Gyms in Florence are not at all what I was expecting, which is to say they’re not like New York. In addition to needing to pay 40 euros at an actual doctor (not the one appointed by the school) to get a form saying you’re fit enough to go to the gym, they’re expensive – anywhere between 180 and 250 euros for four months, and they have extremely limited cardio equipment. Gyms have anywhere from two to three treadmills and one elliptical. So I’ll be running and hoping my legs don’t fall apart.

I have two Fiesole specific goals. First, I want to be able to run all the way up the mountain without stopping by the end of the semester. And second, I want to be able to beat my father on a run up the mountain when he comes to Florence in the spring. (Yes, dad, I know you’re reading this. Bring your running shoes). Realistically, I’m not sure if I’ll be able to accomplish either goal, but there they are.

The outside of our house (we only live on the first floor)

I have two stories to tell today, the first is my favorite kind of story because it’s both embarrassing and completely true. After dinner Owen and I went on one of our usual walks, (past the Duomo, over the Arno and down by the Pitti Palace). About five minutes in I turned to Owen and said, “I think the Madonna they’re always talking about isn’t the singer.”

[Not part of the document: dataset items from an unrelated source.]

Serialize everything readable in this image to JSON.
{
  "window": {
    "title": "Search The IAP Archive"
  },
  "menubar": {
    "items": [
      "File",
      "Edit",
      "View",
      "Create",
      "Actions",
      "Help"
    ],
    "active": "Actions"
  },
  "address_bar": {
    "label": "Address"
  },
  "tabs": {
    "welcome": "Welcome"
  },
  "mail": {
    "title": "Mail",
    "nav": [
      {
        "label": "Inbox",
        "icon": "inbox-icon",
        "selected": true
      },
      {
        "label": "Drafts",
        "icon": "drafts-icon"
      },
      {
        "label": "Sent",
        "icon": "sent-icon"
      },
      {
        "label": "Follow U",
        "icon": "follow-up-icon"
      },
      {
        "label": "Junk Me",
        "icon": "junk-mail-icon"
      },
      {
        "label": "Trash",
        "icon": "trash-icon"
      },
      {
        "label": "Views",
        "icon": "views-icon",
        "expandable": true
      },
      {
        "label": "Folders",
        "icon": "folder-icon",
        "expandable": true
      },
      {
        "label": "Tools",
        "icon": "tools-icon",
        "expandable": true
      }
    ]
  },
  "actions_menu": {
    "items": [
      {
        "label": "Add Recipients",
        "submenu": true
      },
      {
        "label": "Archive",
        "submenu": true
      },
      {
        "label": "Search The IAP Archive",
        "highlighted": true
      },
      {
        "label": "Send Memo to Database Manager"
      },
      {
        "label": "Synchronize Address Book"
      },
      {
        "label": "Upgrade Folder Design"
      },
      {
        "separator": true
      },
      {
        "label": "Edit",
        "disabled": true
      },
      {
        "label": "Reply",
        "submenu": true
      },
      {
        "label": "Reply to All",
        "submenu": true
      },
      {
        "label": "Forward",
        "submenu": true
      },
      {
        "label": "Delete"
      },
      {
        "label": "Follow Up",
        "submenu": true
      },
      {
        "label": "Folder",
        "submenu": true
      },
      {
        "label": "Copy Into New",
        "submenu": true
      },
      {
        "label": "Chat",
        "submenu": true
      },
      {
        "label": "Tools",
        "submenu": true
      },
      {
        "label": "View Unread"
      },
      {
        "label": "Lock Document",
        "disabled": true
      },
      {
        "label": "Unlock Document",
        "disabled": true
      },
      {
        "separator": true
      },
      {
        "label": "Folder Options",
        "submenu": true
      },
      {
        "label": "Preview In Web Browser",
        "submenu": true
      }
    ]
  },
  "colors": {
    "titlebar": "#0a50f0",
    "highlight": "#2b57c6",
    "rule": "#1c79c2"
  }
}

Owen, of course, burst out laughing and continued to laugh through the rest of the conversation as I explained my budding confusion with the word, beginning by finding it odd that all of our professors seemed to have clandestinely decided to use Madonna as their example for everything. They kept saying things about how impressive it was that Florence had produced something like “forty Madonnas from such a small area” and I remember thinking “Why Madonna? Why not say they’d produced the equivalent of 40 Beyonces?”

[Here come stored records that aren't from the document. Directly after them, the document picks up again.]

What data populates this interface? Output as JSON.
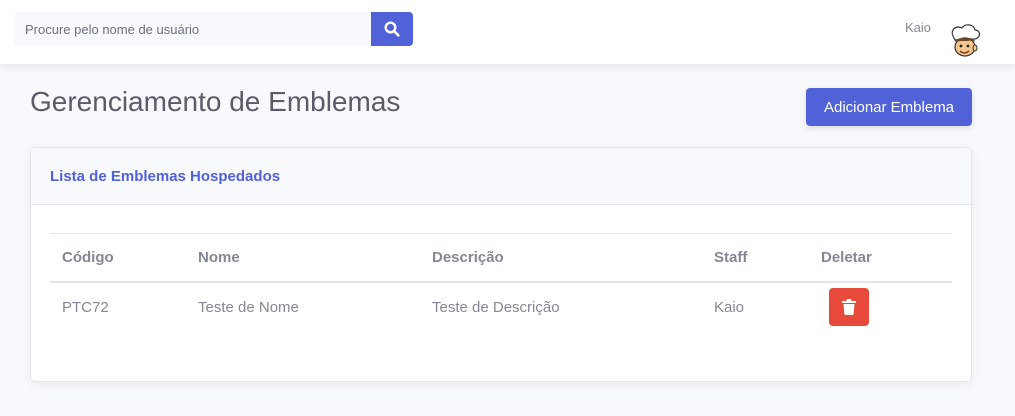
{
  "topbar": {
    "search": {
      "placeholder": "Procure pelo nome de usuário",
      "value": ""
    },
    "search_icon": "search-icon",
    "user": {
      "name": "Kaio",
      "avatar": "cartoon-chef-avatar"
    }
  },
  "page": {
    "title": "Gerenciamento de Emblemas",
    "add_button_label": "Adicionar Emblema"
  },
  "card": {
    "title": "Lista de Emblemas Hospedados",
    "columns": [
      "Código",
      "Nome",
      "Descrição",
      "Staff",
      "Deletar"
    ],
    "rows": [
      {
        "codigo": "PTC72",
        "nome": "Teste de Nome",
        "descricao": "Teste de Descrição",
        "staff": "Kaio",
        "delete_icon": "trash-icon"
      }
    ]
  },
  "colors": {
    "primary": "#5161d8",
    "danger": "#e74a3b",
    "background": "#f8f9fc",
    "text": "#858796"
  }
}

The second story comes from Siena, but it isn’t mine, so I wasn’t aware of it until this morning. In Siena, Enzo, Owen and I paid two euros to walk inside the massive Duomo – the one I described earlier with incredible arches and pillars and a ceiling painted like the stars. As Owen describes it, he was filled with awe, feeling closer to God than he’s ever felt before, and was opening his mouth to say some of this to me when Enzo interrupted with a story of how a couple months ago a piece of stone fell out of the ceiling of the Duomo and hit a tourist on the head – effectively killing both the tourist and Owen’s sentiment.

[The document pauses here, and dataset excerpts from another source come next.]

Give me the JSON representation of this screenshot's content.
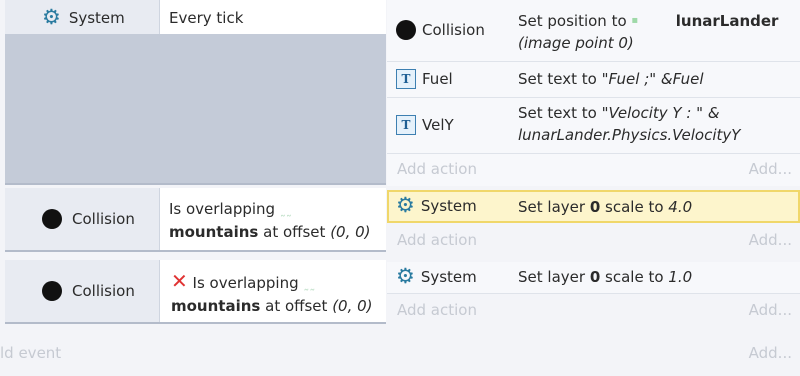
{
  "event1": {
    "object": "System",
    "condition": "Every tick",
    "actions": [
      {
        "object": "Collision",
        "prefix": "Set position to",
        "target": "lunarLander",
        "detail": "(image point 0)"
      },
      {
        "object": "Fuel",
        "prefix": "Set text to",
        "value": "\"Fuel ;\" &Fuel"
      },
      {
        "object": "VelY",
        "prefix": "Set text to",
        "value": "\"Velocity  Y : \" &",
        "value2": "lunarLander.Physics.VelocityY"
      }
    ],
    "add_action": "Add action",
    "add_short": "Add..."
  },
  "event2": {
    "object": "Collision",
    "cond_line1": "Is overlapping",
    "target": "mountains",
    "cond_mid": "at offset",
    "offset": "(0, 0)",
    "action_object": "System",
    "action_prefix": "Set layer",
    "layer": "0",
    "action_mid": "scale to",
    "scale": "4.0",
    "add_action": "Add action",
    "add_short": "Add..."
  },
  "event3": {
    "object": "Collision",
    "cond_line1": "Is overlapping",
    "target": "mountains",
    "cond_mid": "at offset",
    "offset": "(0, 0)",
    "action_object": "System",
    "action_prefix": "Set layer",
    "layer": "0",
    "action_mid": "scale to",
    "scale": "1.0",
    "add_action": "Add action",
    "add_short": "Add..."
  },
  "footer": {
    "add_event": "ld event",
    "add_short": "Add..."
  },
  "colors": {
    "highlight": "#fdf5cc",
    "gear": "#2a7ba0",
    "invert": "#e03333"
  }
}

I’m both impressed and a little intimidated by Donatella’s boldness. On the first evening she came home and changed immediately into a rose covered track suit. This, I loved. What has startled me recently is that she seems to have no problem going to the bathroom with the door open and (once) coming in while I’m in the bathroom with the door closed. In her defense, I just ran into the bathroom to wash my hands before dinner but I don’t see how she was supposed to know that.